Previously used methods were usually focused on specific regions of the HCV genome or sometimes analyzed the entire genome but in separate fragments, all this is laborious, cost-prohibitive, and leads to wrong analysis. Therefore, there is an urgent need for more sensitive and reliable methods with the ability to amplify the whole viral genome of clinical samples45. Regarding countrywide information, it is suggested that HCV 3 was the leading genotype in Pakistan. Other major types include genotype 1 and mixed genotype. It is assumed that this genotype requires shorter duration of treatment as compared to genotype 1, which eventually leads to the reduced cost, and side effects. The predominance of HCV genotype 3 in Pakistani population establish the predominance of this genotype in the surrounding countries, including India, Iran, Bangladesh, and China46.

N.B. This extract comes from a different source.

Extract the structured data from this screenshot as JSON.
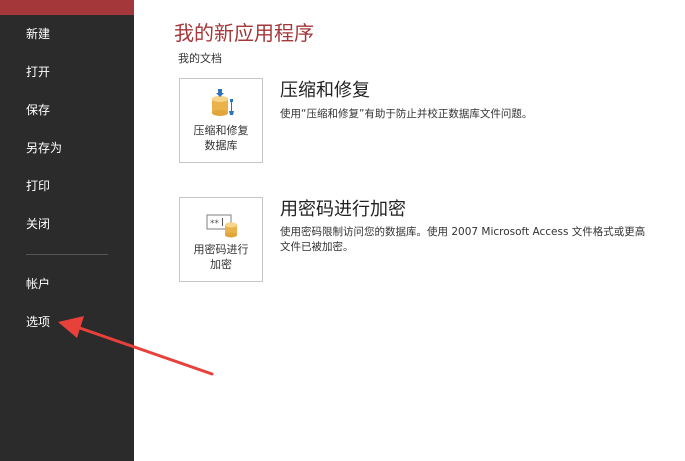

Determination of HCV genotypes by direct sequencing of HCV 5' UTR of isolates is an efficient approach because it does not require any further processing steps. Subsequently, it eliminates the delays and cost involved in carrying out further amplification reactions47. Additionally, the direct sequencing of PCR products provides more detailed sequence information than other genotyping assays. This additional information could prove to be quite useful in the detection of novel HCV genotypes48. It was also observed in some studies that 3a 5′UTR differed from the 1a 5′UTR by 27 nucleotides and 2 single nucleotide deletions. Thus, the 3a 5′UTR represents a highly deviated 5′UTR among HCV genotypes. In addition, the 5′UTR of HCV genotype 3 was relatively conserved among subtype isolates (HCV databases)49. The 5ʹ UTR is commonly used for the identification of genotype because of the 90% sequence identity in its 341 nucleotides. The rate of mutations is rare in 5-UTR, and sometimes compensatory mutations are developed to preserve the base-pairing shape and conserve the structural characteristics associated with translation efficiency26. This study indicates that genotype 3 is most prevalent, so therapies should be directed against this genotype in clinical settings. To eliminate HCV according to WHO deadline 2030, in this region, there is urgent need of massive screening.

Conclusion

Diagnostics played an important role in numerous aspects of HCV, from its discovery to prevention, transmission, treatment management, and, eventual global eradication. Molecular assays are sensitive and specific for detecting HCV, and thus have proven to be effective. The information obtained from the present study from Sindh region of Pakistan provides useful information about the particular genotype 3a for clinical decision making. Knowing the predominant genotypes is important to plan prevention and treatment strategies as the treatment of different genotypes and prognosis differs considerably. Genotype determination is very important, because rapid treatment response was reported for the infections that are associated with 3a. Therefore, it may be used as a marker for a treatment therapy and eventually decreasing the economic burden on the country.